Brandon Beachy If he can be effective after he returns from Tommy John surgery, he could provide the Braves with a legitimate ace for the season's final two months.

J-Up has experienced the highs and lows this game can bring through his first 3 1/2 months with Atlanta. After hitting .298 with 12 homers in April, he went through a 46-game stretch in which he hit .208 with three homers and a .619 OPS. In the final 16 games of the first half, he hit .313 with one homer and an .857 OPS.

"I think the best is still ahead of us, offensively," Gonzalez said. "We've recently seen spurts where some guys are starting to swing the bats and drive the ball.
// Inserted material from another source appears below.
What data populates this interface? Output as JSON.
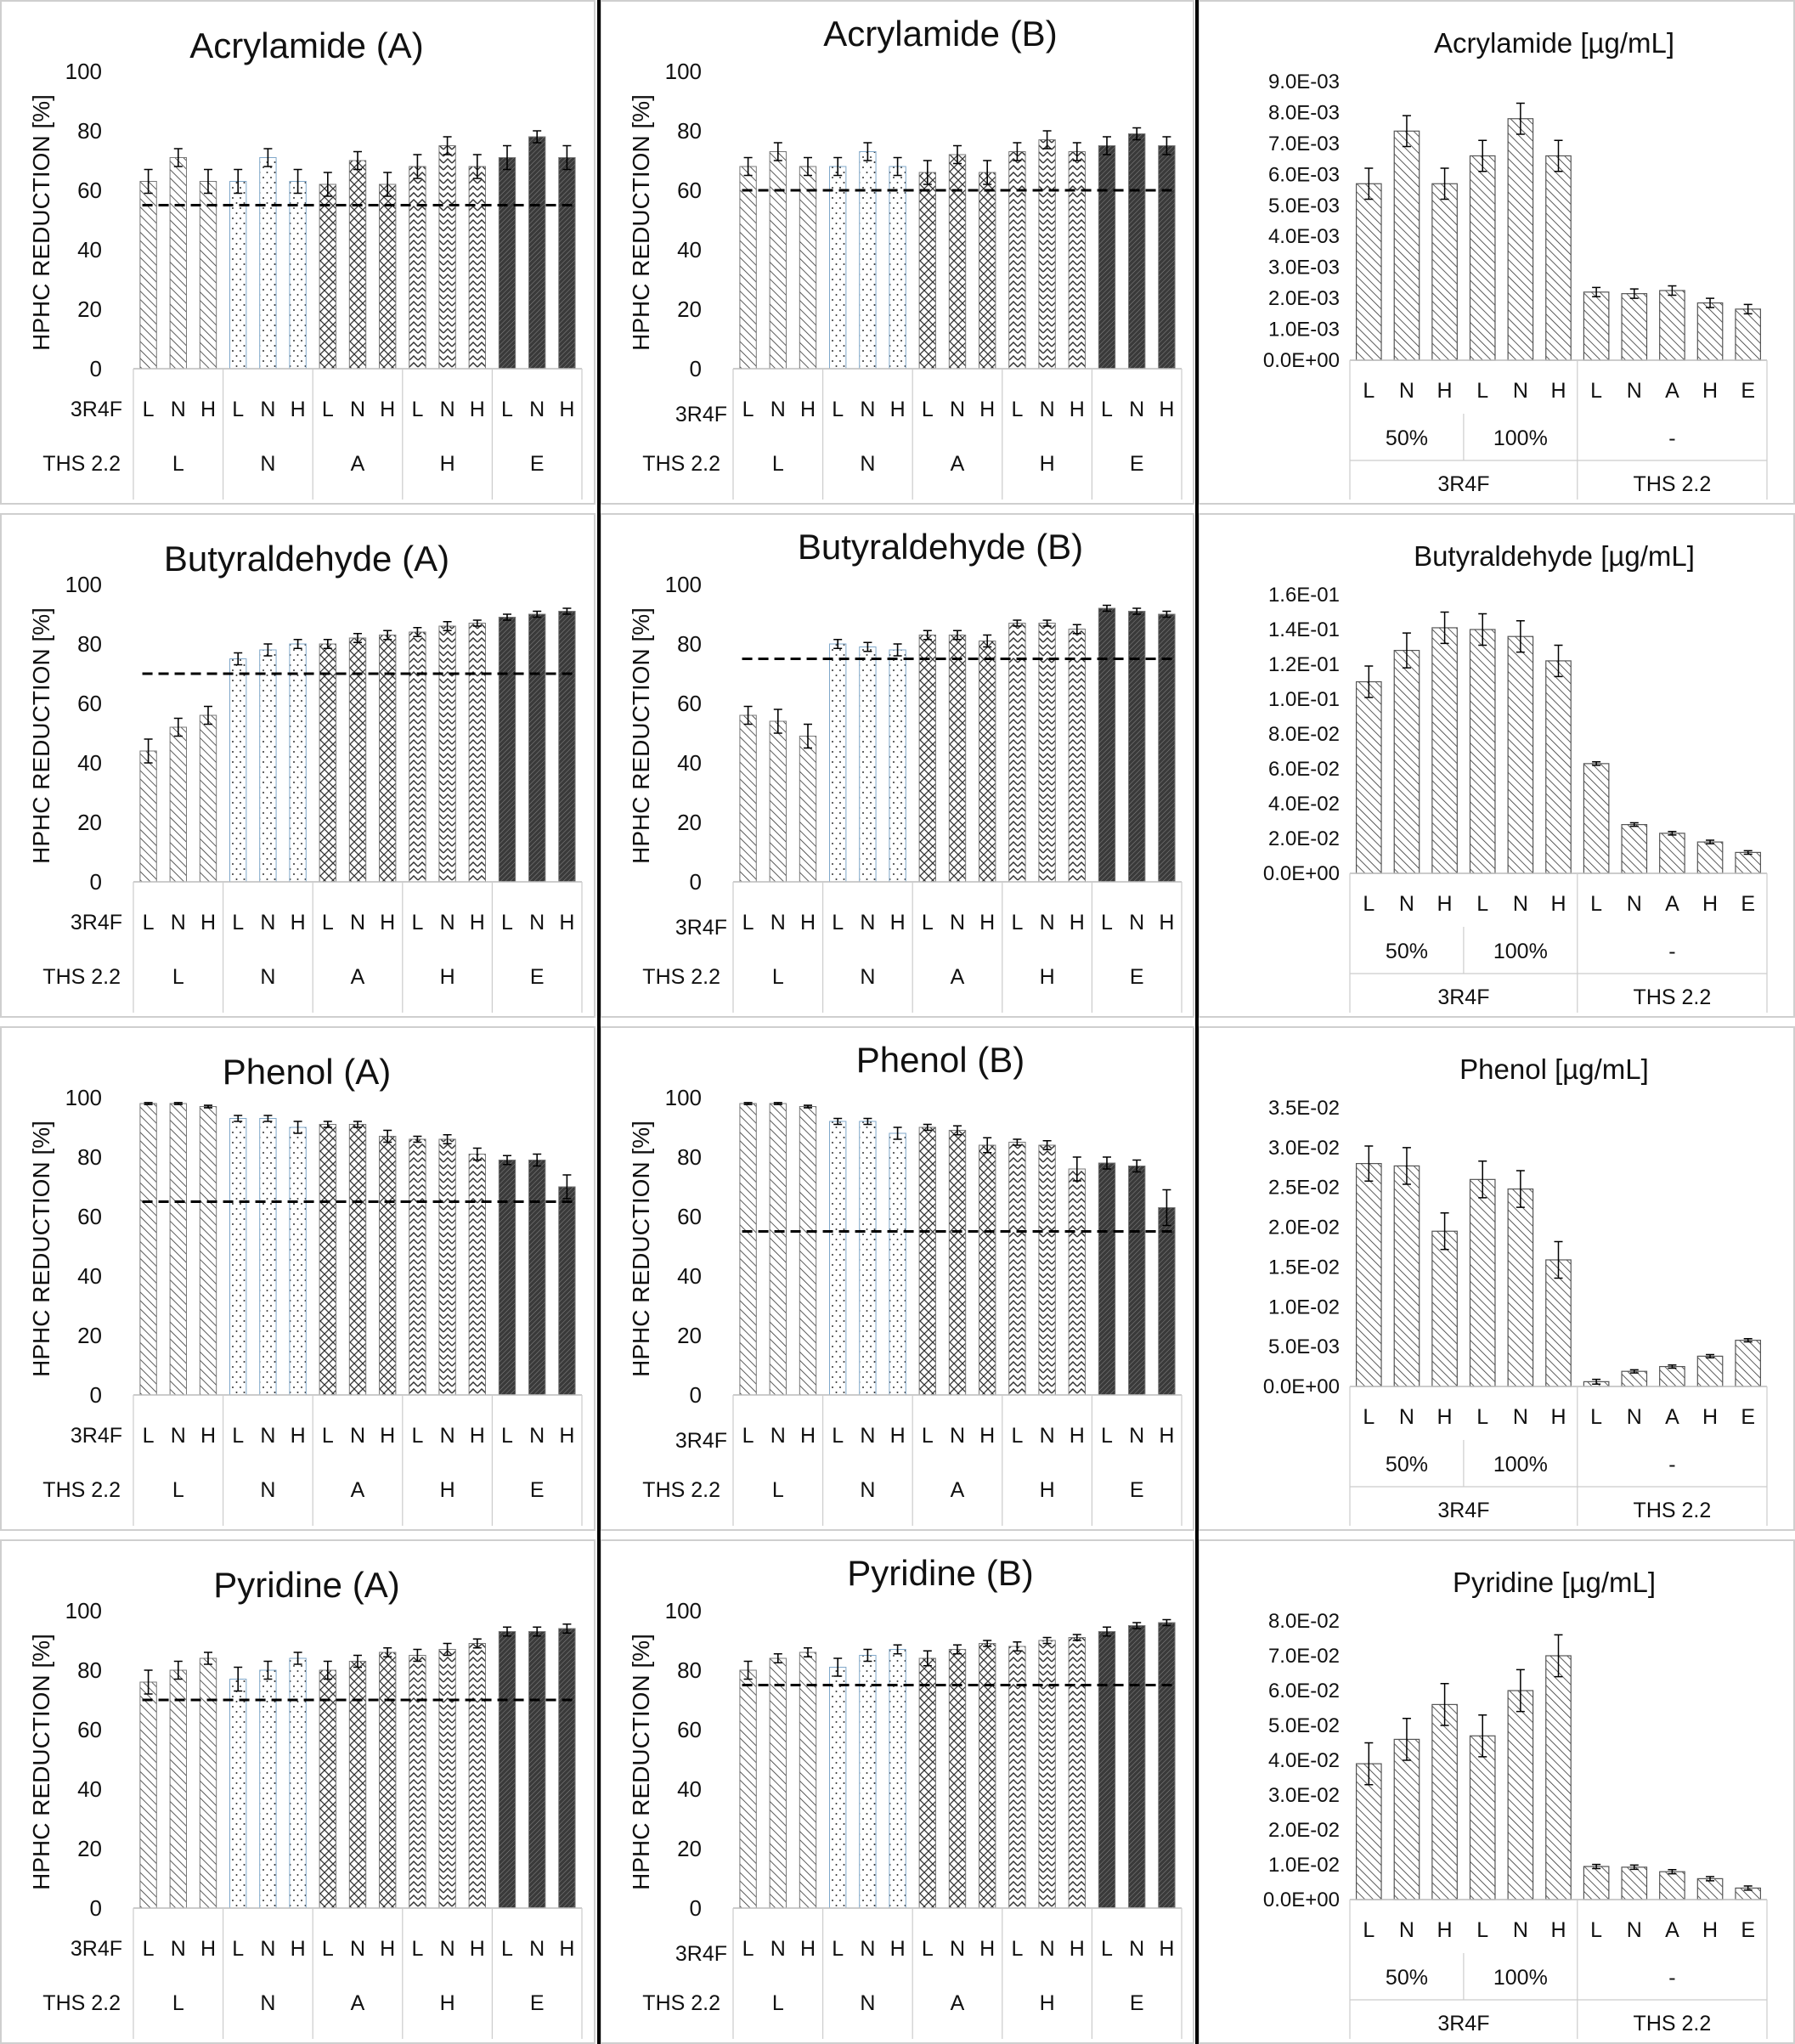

That's always a good sign."

Of course, if Heyward, Freeman and J-Up are all forced to miss extended time with their injuries, their recent upswings may be stunted.

Either way, the Braves will spend the next couple of months hoping to benefit from the tremendous power of Evan Gattis, who has collected 14 home runs and compiled an .873 OPS through the first 187 plate appearances of his big league career.

The only encouraging injury-related news that the Braves received over the past week came courtesy of Gattis, who missed three weeks with a strained right oblique muscle before being activated in time to play first base against the Reds on Sunday.

While Freeman, who won the All-Star Final Vote before his injury, is widely considered the club's most valuable player thus far, the Braves know they might be staring at a disastrous season without the contributions of Gattis, who helped Atlanta overcome the absence of All-Star Brian McCann in the season's first five weeks.

While posting numbers reminiscent of his performance before he started suffering from right shoulder soreness in 2012, McCann has strengthened his much-maligned offense and proven that he is still one of the game's top offensive catchers.

Despite being ridiculed as a club that strikes out too often and has been far too inconsistent, the Braves entered the break ranked third (415) in runs scored. The teams ahead of them -- the Cardinals and Rockies -- play in two of the game's most offense-friendly stadiums.

"In terms of the general perception of our team ... we are a lot better than what people realize -- a lot," Braves hitting coach Greg Walker said. "It's not even close. I've told my friends for years, 'If you put blinders on and watch one team for an entire year, it will drive you crazy, because there is so much failure in this game.'"

Mark Bowman is a reporter for MLB.com. This story was not subject to the approval of Major League Baseball or its clubs.